As
long as we are dredging up painful memories, I have more.
I
once had tickets for MC Hammer and Vanilla Ice. That part is only a little
embarrassing. I also had tickets for Billy Idol and Faith No More, as well as
Nelson, during that time period, so mainly I think it shows a fairly diverse
musical taste. I made it to the other shows, but not to MC Hammer.
Somehow
the tickets disappeared the day of the show. We did have some workmen come over
to work on the furnace that day, I did share a room at the time, and also, I
have lost other items before (though never concert tickets), but I never found
them.
It
felt worse because it affected someone else. I was going to go with Matt Davis.
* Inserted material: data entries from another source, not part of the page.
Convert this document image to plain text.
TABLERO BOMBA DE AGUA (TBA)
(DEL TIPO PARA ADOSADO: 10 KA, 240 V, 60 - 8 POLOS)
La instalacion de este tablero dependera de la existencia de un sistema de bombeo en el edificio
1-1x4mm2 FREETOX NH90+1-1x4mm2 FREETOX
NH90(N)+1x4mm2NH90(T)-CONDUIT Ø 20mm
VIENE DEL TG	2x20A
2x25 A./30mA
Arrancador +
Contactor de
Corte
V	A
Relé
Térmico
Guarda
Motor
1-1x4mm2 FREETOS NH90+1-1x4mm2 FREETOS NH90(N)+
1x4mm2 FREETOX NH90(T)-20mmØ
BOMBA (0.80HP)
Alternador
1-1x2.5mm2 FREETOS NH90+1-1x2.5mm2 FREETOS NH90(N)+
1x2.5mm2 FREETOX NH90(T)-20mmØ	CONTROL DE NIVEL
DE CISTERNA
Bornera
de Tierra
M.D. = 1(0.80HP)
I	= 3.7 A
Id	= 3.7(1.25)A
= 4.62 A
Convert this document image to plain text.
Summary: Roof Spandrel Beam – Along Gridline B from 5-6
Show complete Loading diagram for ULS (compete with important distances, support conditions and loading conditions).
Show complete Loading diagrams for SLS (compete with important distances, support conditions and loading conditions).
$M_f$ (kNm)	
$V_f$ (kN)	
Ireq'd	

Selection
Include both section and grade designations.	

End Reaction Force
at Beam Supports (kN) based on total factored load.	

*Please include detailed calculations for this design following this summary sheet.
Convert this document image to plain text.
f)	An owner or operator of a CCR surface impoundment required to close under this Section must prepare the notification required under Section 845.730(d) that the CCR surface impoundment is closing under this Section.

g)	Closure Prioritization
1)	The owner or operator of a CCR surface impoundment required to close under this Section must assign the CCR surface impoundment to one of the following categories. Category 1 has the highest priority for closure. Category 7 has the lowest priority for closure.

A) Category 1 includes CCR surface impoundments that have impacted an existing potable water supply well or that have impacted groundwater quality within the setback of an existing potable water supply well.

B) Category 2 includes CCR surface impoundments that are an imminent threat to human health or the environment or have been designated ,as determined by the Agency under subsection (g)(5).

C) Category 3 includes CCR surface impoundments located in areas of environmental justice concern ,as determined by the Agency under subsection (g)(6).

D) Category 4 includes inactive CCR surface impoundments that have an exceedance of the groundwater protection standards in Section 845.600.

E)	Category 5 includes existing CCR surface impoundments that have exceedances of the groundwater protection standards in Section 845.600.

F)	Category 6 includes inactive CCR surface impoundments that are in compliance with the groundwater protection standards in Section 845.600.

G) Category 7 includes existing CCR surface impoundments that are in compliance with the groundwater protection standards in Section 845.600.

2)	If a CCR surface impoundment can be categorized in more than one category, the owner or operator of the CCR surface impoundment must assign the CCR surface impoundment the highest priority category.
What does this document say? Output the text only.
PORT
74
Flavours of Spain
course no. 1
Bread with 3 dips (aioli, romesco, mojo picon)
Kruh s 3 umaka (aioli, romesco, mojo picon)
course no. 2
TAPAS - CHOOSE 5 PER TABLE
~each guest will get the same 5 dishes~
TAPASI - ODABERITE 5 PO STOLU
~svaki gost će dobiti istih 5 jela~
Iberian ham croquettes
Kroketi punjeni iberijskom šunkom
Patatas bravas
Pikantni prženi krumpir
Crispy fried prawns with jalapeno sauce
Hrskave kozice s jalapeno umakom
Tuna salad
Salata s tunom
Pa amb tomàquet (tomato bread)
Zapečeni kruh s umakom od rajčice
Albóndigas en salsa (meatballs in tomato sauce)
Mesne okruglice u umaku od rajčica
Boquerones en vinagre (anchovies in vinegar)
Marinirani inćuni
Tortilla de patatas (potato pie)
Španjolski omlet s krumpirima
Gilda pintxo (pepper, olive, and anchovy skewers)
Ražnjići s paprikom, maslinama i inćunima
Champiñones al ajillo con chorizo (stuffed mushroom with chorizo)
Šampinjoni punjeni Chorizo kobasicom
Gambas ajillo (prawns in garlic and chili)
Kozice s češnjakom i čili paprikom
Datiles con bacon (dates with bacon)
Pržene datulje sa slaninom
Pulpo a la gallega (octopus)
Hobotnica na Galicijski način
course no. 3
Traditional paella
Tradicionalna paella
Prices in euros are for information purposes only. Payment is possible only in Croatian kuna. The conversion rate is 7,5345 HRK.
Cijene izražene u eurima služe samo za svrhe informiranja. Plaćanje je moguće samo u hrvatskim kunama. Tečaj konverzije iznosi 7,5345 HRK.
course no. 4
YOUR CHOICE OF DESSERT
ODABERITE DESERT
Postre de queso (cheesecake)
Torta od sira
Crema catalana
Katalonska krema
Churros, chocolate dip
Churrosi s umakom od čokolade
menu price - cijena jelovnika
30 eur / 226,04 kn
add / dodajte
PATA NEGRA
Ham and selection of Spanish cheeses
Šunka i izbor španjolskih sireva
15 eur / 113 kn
He was one of the guys on the basketball team I managed, and we weren't
particularly close, and we definitely weren't crushing on each other, but we
had decided to go, and when he came to pick me up I was still frantically
searching my room. The evening was cut short.
That
is not the painful part. The painful part was later, when I was away at
college, and my sisters called to tell me Matt had killed himself.
I
know he didn't kill himself because of the missed concert; there were other
things going on. I did still wonder at times if going to the concert would have
gotten us closer to each other, and maybe I would have been keeping tabs on
him, and known it was getting bad.
Or
maybe if he and Mary had gone out on that date, it would have changed things. There
was a girl he liked, and I knew her, and she was new at the school so didn't
know a lot of people. I tried to fix them up, but she didn't want to. Maybe
that would have changed things.
In
reality, I probably had no ability to affect it. It didn't stop me from
mentally trying to find all sorts of ways to undo it. That's what happens with
suicide. Our mind recoils not just at the loss of a life, but that it was
intentional. Something went terribly wrong and we struggle to reconcile it.
I
suppose I have been thinking about more since Robin Williams died. It wasn't
just him, though that affected a lot of people. Locally a young mother had gone
missing, and there was a lot of publicity until she was found, and discovered
to have taken her own life.
I
had written a little about how frustrated I was with the press releasing
details on the methods used, and the news coverage in general. I could write a
lot about how horrible people can be in their responses, especially via web
comments, for those cases and others. The thing that is working on me now
though is how it gets misunderstood.
I
understand why people call suicide selfish, though it does feel an awful lot
like name-calling, which wouldn't be a good response in general. That's not how
it works though. You may think that they did it with no regard for anyone else,
but for many of them there has been this voice in their head repeating over and
over that they are ruining everyone's lives, and that everyone else would be
better off without them.
They're
wrong. Most of them are way wrong. Some of them may make life more difficult in
some ways, and they feel that. The logic breaks down if you really go into
whether everyone would be better off without them, but usually when I am
dealing with it, it's teenagers. Not only do they have less perspective on life,
not having lived very long, but their pre-frontal cortex isn't fully developed
and there are things they just aren't going to grasp yet.
The
adults should be better able to fight it, and they often are. That reminds me
about one other thing, especially with Robin Williams though, is that then
people felt like everything was a cheat -- that when he was laughing and making
others laugh it was all a lie. That's not true either. They can still have good
times that are real. If they have any tendency toward bipolar, they may have
really intense good times. The lows still hit.
I
don't know what happened with him specifically. Sometimes it is just a matter
of the urge hitting harder at a time when the opportunity is there. What I can
say is that anything that I do understand now is only because I have listened. It's
so easy to avoid the uncomfortable conversations, and to dismiss the thoughts
that seem ridiculous, but it's not ridiculous to them, and they are more
uncomfortable than you. Sometimes you can disrupt that dark moment. Yes, more
dark moments will come, but only because they lived longer. It gives another
chance.
And
that can be enough. There was one more person from school whom I didn't know
well, but I knew from another friend that he seemed to know an awful lot about
suicide, and things that could happen when you tried. And yes, it's a
stereotype, but he did dress Goth. So, I worried about him, and it seemed like
he moved, or wasn't around anymore, and I always wondered.
One
day he showed up on Facebook, and he has a family and work, and a good life.
That happens too. People can make it. Always remember that.